Norwegian ship design and shipbuilding company Vard Marine, a subsidiary of Italy’s Fincantiere group (which holds 55.63% of the Norwegian enterprise), has confirmed that its VARD 9 105 hydrographic/oceanographic ship design is the one offered to the South African Navy (SAN) by Southern African Shipyards of Durban, to fulfil Project Hotel.
South African defence acquisition, disposals and research and development agency Armscor recently announced that Southern African Shipyards had been selected as the preferred bidder for Project Hotel, which is intended to replace the SAN’s current hydrographic survey ship, the SAS Protea, which is now 45 years old.
Should the negotiations go as hoped, the vessel will be built in Durban. Armscor requires that Project Hotel have a local content of 60%. The 9 105 design has a length of 95 m and will have a PC 7 ice-strengthened hull. That is, the ship will be able to operate during the summer and autumn in thin first-year ice, which might include old ice inclusions. The ship will have a diesel-electric power plant with a capacity of about 12.24 MW, giving a maximum speed of 18 knots (kts). It will have a range of 10 000 nautical miles and will carry a crew of 120, both sailors and scientists, with an endurance of 44 days.
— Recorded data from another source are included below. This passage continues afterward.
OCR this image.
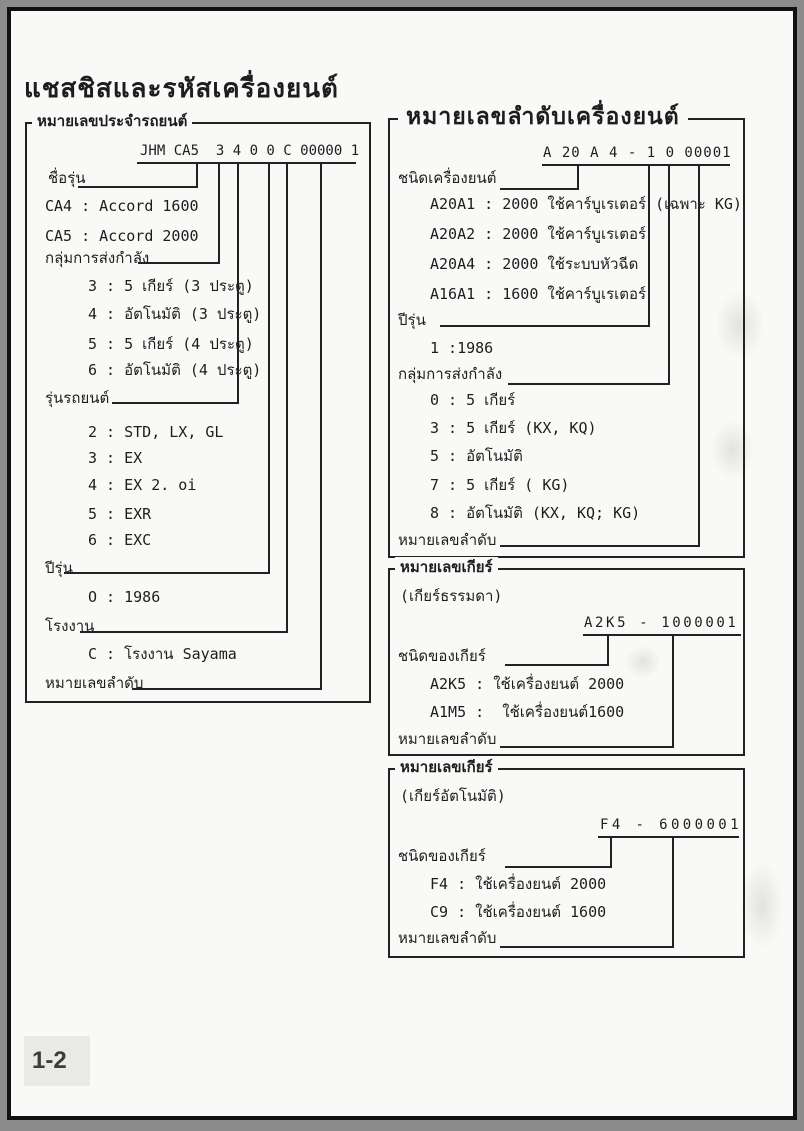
แชสชิสและรหัสเครื่องยนต์
หมายเลขประจำรถยนต์
JHM CA5  3 4 0 0 C 00000 1
ชื่อรุ่น
CA4 : Accord 1600
CA5 : Accord 2000
กลุ่มการส่งกำลัง
3 : 5 เกียร์ (3 ประตู)
4 : อัตโนมัติ (3 ประตู)
5 : 5 เกียร์ (4 ประตู)
6 : อัตโนมัติ (4 ประตู)
รุ่นรถยนต์
2 : STD, LX, GL
3 : EX
4 : EX 2. oi
5 : EXR
6 : EXC
ปีรุ่น
O : 1986
โรงงาน
C : โรงงาน Sayama
หมายเลขลำดับ
หมายเลขลำดับเครื่องยนต์
A 20 A 4 - 1 0 00001
ชนิดเครื่องยนต์
A20A1 : 2000 ใช้คาร์บูเรเตอร์ (เฉพาะ KG)
A20A2 : 2000 ใช้คาร์บูเรเตอร์
A20A4 : 2000 ใช้ระบบหัวฉีด
A16A1 : 1600 ใช้คาร์บูเรเตอร์
ปีรุ่น
1 :1986
กลุ่มการส่งกำลัง
0 : 5 เกียร์
3 : 5 เกียร์ (KX, KQ)
5 : อัตโนมัติ
7 : 5 เกียร์ ( KG)
8 : อัตโนมัติ (KX, KQ; KG)
หมายเลขลำดับ
หมายเลขเกียร์
(เกียร์ธรรมดา)
A2K5 - 1000001
ชนิดของเกียร์
A2K5 : ใช้เครื่องยนต์ 2000
A1M5 :  ใช้เครื่องยนต์1600
หมายเลขลำดับ
หมายเลขเกียร์
(เกียร์อัตโนมัติ)
F4 - 6000001
ชนิดของเกียร์
F4 : ใช้เครื่องยนต์ 2000
C9 : ใช้เครื่องยนต์ 1600
หมายเลขลำดับ
1-2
“Vard Marine will be responsible to produce the basic design for the vessel and support the [Durban] shipyard during the detailed design and construction phase of the project,” stated Vard in its press release. “Final contract signing is expected in the next few months, with construction scheduled to begin in 2018.”
The Norwegian company is an internationally respected enterprise, with some 10 000 employees worldwide. It operates five shipyards in Norway, two in Romania, two in Brazil and one in Vietnam. It also develops designs that are built by other shipyards, elsewhere in the world, including in Australia, Canada, Chile, the UK and the US.
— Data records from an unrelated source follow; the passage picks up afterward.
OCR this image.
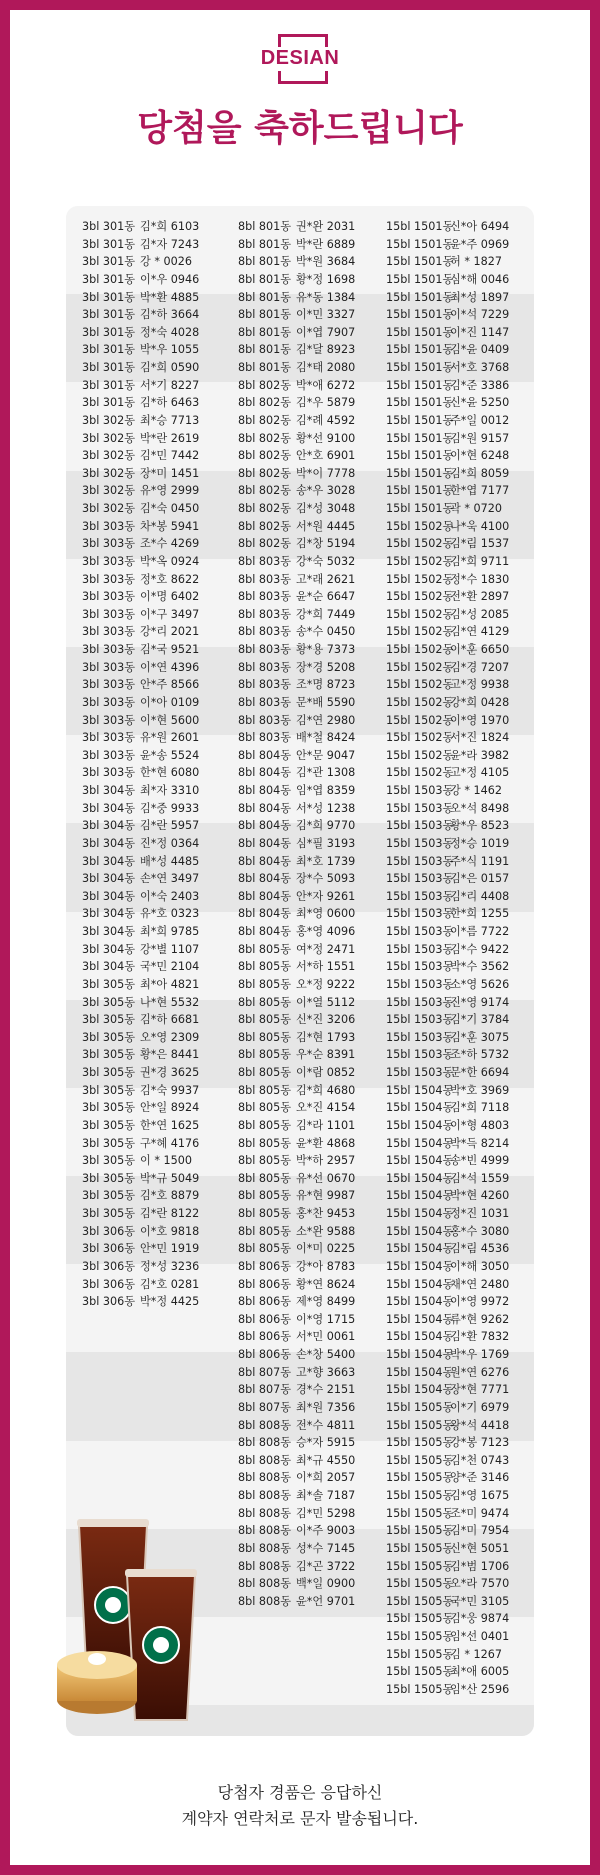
DESIAN
당첨을 축하드립니다
3bl 301동 김*희 6103
3bl 301동 김*자 7243
3bl 301동 강 * 0026
3bl 301동 이*우 0946
3bl 301동 박*환 4885
3bl 301동 김*하 3664
3bl 301동 정*숙 4028
3bl 301동 박*우 1055
3bl 301동 김*희 0590
3bl 301동 서*기 8227
3bl 301동 김*하 6463
3bl 302동 최*승 7713
3bl 302동 박*란 2619
3bl 302동 김*민 7442
3bl 302동 장*미 1451
3bl 302동 유*영 2999
3bl 302동 김*숙 0450
3bl 303동 차*봉 5941
3bl 303동 조*수 4269
3bl 303동 박*옥 0924
3bl 303동 정*호 8622
3bl 303동 이*명 6402
3bl 303동 이*구 3497
3bl 303동 강*리 2021
3bl 303동 김*국 9521
3bl 303동 이*연 4396
3bl 303동 안*주 8566
3bl 303동 이*아 0109
3bl 303동 이*현 5600
3bl 303동 유*원 2601
3bl 303동 윤*송 5524
3bl 303동 한*현 6080
3bl 304동 최*자 3310
3bl 304동 김*중 9933
3bl 304동 김*란 5957
3bl 304동 진*정 0364
3bl 304동 배*성 4485
3bl 304동 손*연 3497
3bl 304동 이*숙 2403
3bl 304동 유*호 0323
3bl 304동 최*희 9785
3bl 304동 강*별 1107
3bl 304동 국*민 2104
3bl 305동 최*아 4821
3bl 305동 나*현 5532
3bl 305동 김*하 6681
3bl 305동 오*영 2309
3bl 305동 황*은 8441
3bl 305동 권*경 3625
3bl 305동 김*숙 9937
3bl 305동 안*일 8924
3bl 305동 한*연 1625
3bl 305동 구*혜 4176
3bl 305동 이 * 1500
3bl 305동 박*규 5049
3bl 305동 김*호 8879
3bl 305동 김*란 8122
3bl 306동 이*호 9818
3bl 306동 안*민 1919
3bl 306동 정*성 3236
3bl 306동 김*호 0281
3bl 306동 박*정 4425
8bl 801동 권*완 2031
8bl 801동 박*란 6889
8bl 801동 박*원 3684
8bl 801동 황*정 1698
8bl 801동 유*동 1384
8bl 801동 이*민 3327
8bl 801동 이*엽 7907
8bl 801동 김*달 8923
8bl 801동 김*태 2080
8bl 802동 박*애 6272
8bl 802동 김*우 5879
8bl 802동 김*례 4592
8bl 802동 황*선 9100
8bl 802동 안*호 6901
8bl 802동 박*이 7778
8bl 802동 송*우 3028
8bl 802동 김*성 3048
8bl 802동 서*원 4445
8bl 802동 김*창 5194
8bl 803동 강*숙 5032
8bl 803동 고*래 2621
8bl 803동 윤*순 6647
8bl 803동 강*희 7449
8bl 803동 송*수 0450
8bl 803동 황*용 7373
8bl 803동 장*경 5208
8bl 803동 조*명 8723
8bl 803동 문*배 5590
8bl 803동 김*연 2980
8bl 803동 배*철 8424
8bl 804동 안*문 9047
8bl 804동 김*관 1308
8bl 804동 임*엽 8359
8bl 804동 서*성 1238
8bl 804동 김*희 9770
8bl 804동 심*필 3193
8bl 804동 최*호 1739
8bl 804동 장*수 5093
8bl 804동 안*자 9261
8bl 804동 최*영 0600
8bl 804동 홍*영 4096
8bl 805동 여*정 2471
8bl 805동 서*하 1551
8bl 805동 오*정 9222
8bl 805동 이*열 5112
8bl 805동 신*진 3206
8bl 805동 김*현 1793
8bl 805동 우*순 8391
8bl 805동 이*람 0852
8bl 805동 김*희 4680
8bl 805동 오*진 4154
8bl 805동 김*라 1101
8bl 805동 윤*환 4868
8bl 805동 박*하 2957
8bl 805동 유*선 0670
8bl 805동 유*현 9987
8bl 805동 홍*찬 9453
8bl 805동 소*완 9588
8bl 805동 이*미 0225
8bl 806동 강*아 8783
8bl 806동 황*연 8624
8bl 806동 제*영 8499
8bl 806동 이*영 1715
8bl 806동 서*민 0061
8bl 806동 손*창 5400
8bl 807동 고*향 3663
8bl 807동 경*수 2151
8bl 807동 최*원 7356
8bl 808동 전*수 4811
8bl 808동 승*자 5915
8bl 808동 최*규 4550
8bl 808동 이*희 2057
8bl 808동 최*솔 7187
8bl 808동 김*민 5298
8bl 808동 이*주 9003
8bl 808동 성*수 7145
8bl 808동 김*곤 3722
8bl 808동 백*일 0900
8bl 808동 윤*언 9701
15bl 1501동신*아 6494
15bl 1501동윤*주 0969
15bl 1501동허 * 1827
15bl 1501동심*해 0046
15bl 1501동최*성 1897
15bl 1501동이*석 7229
15bl 1501동이*진 1147
15bl 1501동김*윤 0409
15bl 1501동서*호 3768
15bl 1501동김*준 3386
15bl 1501동신*윤 5250
15bl 1501동주*일 0012
15bl 1501동김*원 9157
15bl 1501동이*현 6248
15bl 1501동김*희 8059
15bl 1501동한*엽 7177
15bl 1501동곽 * 0720
15bl 1502동나*욱 4100
15bl 1502동김*림 1537
15bl 1502동김*희 9711
15bl 1502동정*수 1830
15bl 1502동전*환 2897
15bl 1502동김*성 2085
15bl 1502동김*연 4129
15bl 1502동이*훈 6650
15bl 1502동김*경 7207
15bl 1502동고*정 9938
15bl 1502동강*희 0428
15bl 1502동이*영 1970
15bl 1502동서*진 1824
15bl 1502동윤*라 3982
15bl 1502동고*정 4105
15bl 1503동강 * 1462
15bl 1503동오*석 8498
15bl 1503동황*우 8523
15bl 1503동정*승 1019
15bl 1503동주*식 1191
15bl 1503동김*은 0157
15bl 1503동김*리 4408
15bl 1503동한*희 1255
15bl 1503동이*름 7722
15bl 1503동김*수 9422
15bl 1503동박*수 3562
15bl 1503동소*영 5626
15bl 1503동진*영 9174
15bl 1503동김*기 3784
15bl 1503동김*훈 3075
15bl 1503동조*하 5732
15bl 1503동문*한 6694
15bl 1504동박*호 3969
15bl 1504동김*희 7118
15bl 1504동이*형 4803
15bl 1504동박*득 8214
15bl 1504동송*빈 4999
15bl 1504동김*석 1559
15bl 1504동박*현 4260
15bl 1504동정*진 1031
15bl 1504동홍*수 3080
15bl 1504동김*림 4536
15bl 1504동이*해 3050
15bl 1504동채*연 2480
15bl 1504동이*영 9972
15bl 1504동류*현 9262
15bl 1504동김*환 7832
15bl 1504동박*우 1769
15bl 1504동원*연 6276
15bl 1504동장*현 7771
15bl 1505동이*기 6979
15bl 1505동왕*석 4418
15bl 1505동강*봉 7123
15bl 1505동김*천 0743
15bl 1505동양*준 3146
15bl 1505동김*영 1675
15bl 1505동조*미 9474
15bl 1505동김*미 7954
15bl 1505동신*현 5051
15bl 1505동김*범 1706
15bl 1505동오*라 7570
15bl 1505동국*민 3105
15bl 1505동김*웅 9874
15bl 1505동임*선 0401
15bl 1505동김 * 1267
15bl 1505동최*애 6005
15bl 1505동임*산 2596
당첨자 경품은 응답하신
계약자 연락처로 문자 발송됩니다.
Among its recent successes are the selection of its VARD 7 110 design by the US Coast Guard for that service’s new offshore patrol cutter (to be built in the US) and the adoption of its VARD 9 090 offshore patrol vessel (OPV) design by the Irish Naval Service (three built so far, with a fourth under construction in the UK). Vard Marine was also responsible for the design of the UK Royal Navy’s two Echo-class multirole hydrographic survey ships, which were both commissioned in 2003. These are earlier iterations of the VARD 9 105 design (with, for example, a length of 90.6 m, or 4.4 m shorter than the design of the SAN ship).
Meanwhile, naval news website navaltoday.com has reported that the designs chosen for the SAN’s new OPVs and inshore patrol vessels are the Damen 1800 Sea Axe and FCS 5009 respectively. The SAN will acquire these vessels under Project Biro, and Damen Shipyards Cape Town was announced as the preferred bidder (at the same time as the Southern African Shipyards announcement was made).
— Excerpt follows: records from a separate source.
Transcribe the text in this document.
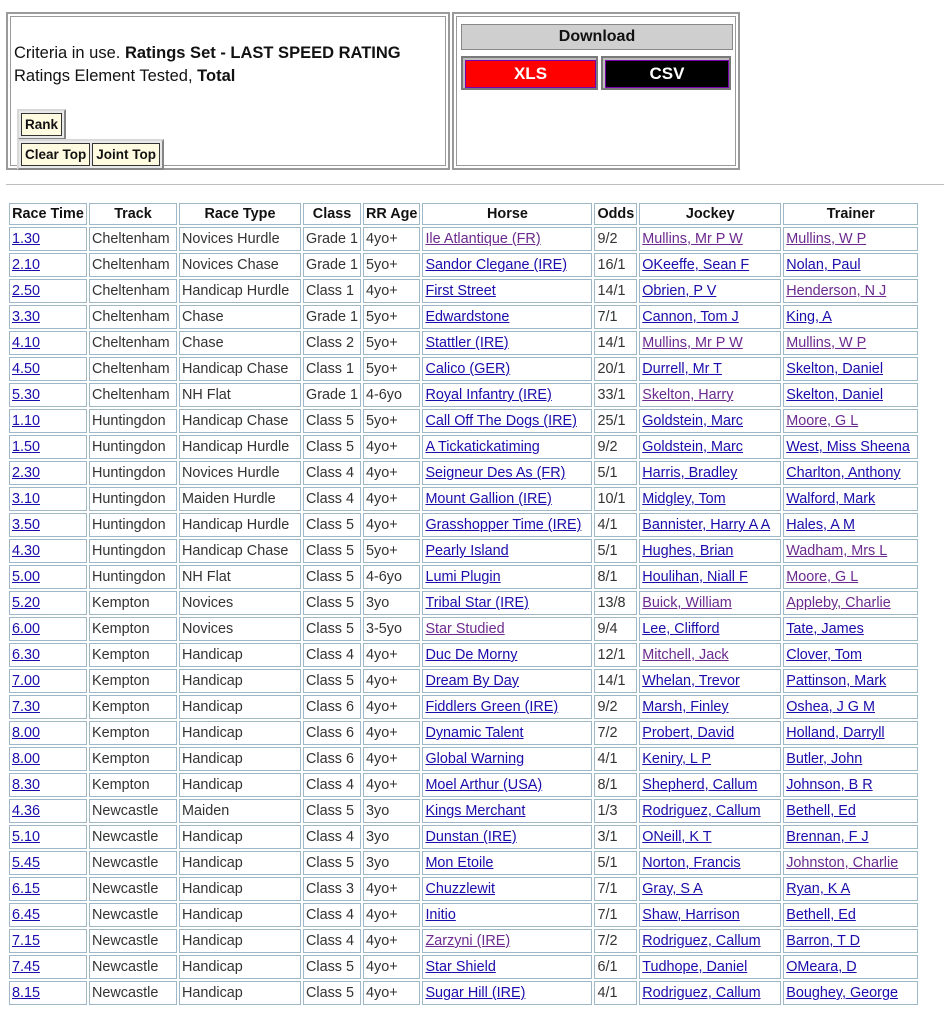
Criteria in use. Ratings Set - LAST SPEED RATING
Ratings Element Tested, Total
Rank
Clear Top Joint Top
Download
XLS	CSV
Race Time	Track	Race Type	Class	RR Age	Horse	Odds	Jockey	Trainer
1.30	Cheltenham	Novices Hurdle	Grade 1	4yo+	Ile Atlantique (FR)	9/2	Mullins, Mr P W	Mullins, W P
2.10	Cheltenham	Novices Chase	Grade 1	5yo+	Sandor Clegane (IRE)	16/1	OKeeffe, Sean F	Nolan, Paul
2.50	Cheltenham	Handicap Hurdle	Class 1	4yo+	First Street	14/1	Obrien, P V	Henderson, N J
3.30	Cheltenham	Chase	Grade 1	5yo+	Edwardstone	7/1	Cannon, Tom J	King, A
4.10	Cheltenham	Chase	Class 2	5yo+	Stattler (IRE)	14/1	Mullins, Mr P W	Mullins, W P
4.50	Cheltenham	Handicap Chase	Class 1	5yo+	Calico (GER)	20/1	Durrell, Mr T	Skelton, Daniel
5.30	Cheltenham	NH Flat	Grade 1	4-6yo	Royal Infantry (IRE)	33/1	Skelton, Harry	Skelton, Daniel
1.10	Huntingdon	Handicap Chase	Class 5	5yo+	Call Off The Dogs (IRE)	25/1	Goldstein, Marc	Moore, G L
1.50	Huntingdon	Handicap Hurdle	Class 5	4yo+	A Tickatickatiming	9/2	Goldstein, Marc	West, Miss Sheena
2.30	Huntingdon	Novices Hurdle	Class 4	4yo+	Seigneur Des As (FR)	5/1	Harris, Bradley	Charlton, Anthony
3.10	Huntingdon	Maiden Hurdle	Class 4	4yo+	Mount Gallion (IRE)	10/1	Midgley, Tom	Walford, Mark
3.50	Huntingdon	Handicap Hurdle	Class 5	4yo+	Grasshopper Time (IRE)	4/1	Bannister, Harry A A	Hales, A M
4.30	Huntingdon	Handicap Chase	Class 5	5yo+	Pearly Island	5/1	Hughes, Brian	Wadham, Mrs L
5.00	Huntingdon	NH Flat	Class 5	4-6yo	Lumi Plugin	8/1	Houlihan, Niall F	Moore, G L
5.20	Kempton	Novices	Class 5	3yo	Tribal Star (IRE)	13/8	Buick, William	Appleby, Charlie
6.00	Kempton	Novices	Class 5	3-5yo	Star Studied	9/4	Lee, Clifford	Tate, James
6.30	Kempton	Handicap	Class 4	4yo+	Duc De Morny	12/1	Mitchell, Jack	Clover, Tom
7.00	Kempton	Handicap	Class 5	4yo+	Dream By Day	14/1	Whelan, Trevor	Pattinson, Mark
7.30	Kempton	Handicap	Class 6	4yo+	Fiddlers Green (IRE)	9/2	Marsh, Finley	Oshea, J G M
8.00	Kempton	Handicap	Class 6	4yo+	Dynamic Talent	7/2	Probert, David	Holland, Darryll
8.00	Kempton	Handicap	Class 6	4yo+	Global Warning	4/1	Keniry, L P	Butler, John
8.30	Kempton	Handicap	Class 4	4yo+	Moel Arthur (USA)	8/1	Shepherd, Callum	Johnson, B R
4.36	Newcastle	Maiden	Class 5	3yo	Kings Merchant	1/3	Rodriguez, Callum	Bethell, Ed
5.10	Newcastle	Handicap	Class 4	3yo	Dunstan (IRE)	3/1	ONeill, K T	Brennan, F J
5.45	Newcastle	Handicap	Class 5	3yo	Mon Etoile	5/1	Norton, Francis	Johnston, Charlie
6.15	Newcastle	Handicap	Class 3	4yo+	Chuzzlewit	7/1	Gray, S A	Ryan, K A
6.45	Newcastle	Handicap	Class 4	4yo+	Initio	7/1	Shaw, Harrison	Bethell, Ed
7.15	Newcastle	Handicap	Class 4	4yo+	Zarzyni (IRE)	7/2	Rodriguez, Callum	Barron, T D
7.45	Newcastle	Handicap	Class 5	4yo+	Star Shield	6/1	Tudhope, Daniel	OMeara, D
8.15	Newcastle	Handicap	Class 5	4yo+	Sugar Hill (IRE)	4/1	Rodriguez, Callum	Boughey, George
The 1800 Sea Axe is 85 m in length, has a beam of 13.7 m, a crew of 46 and a maximum speed of 26 kts. The FCS 5009 is 51.25 m long, has a beam of 10.10 m and a core crew of just eight. Its maximum speed is again 26 kts. Each FCS 5009 can carry two interceptor boats, which can reach speeds in excess of 50 kts. Again, Armscor requires a local content level of 60%.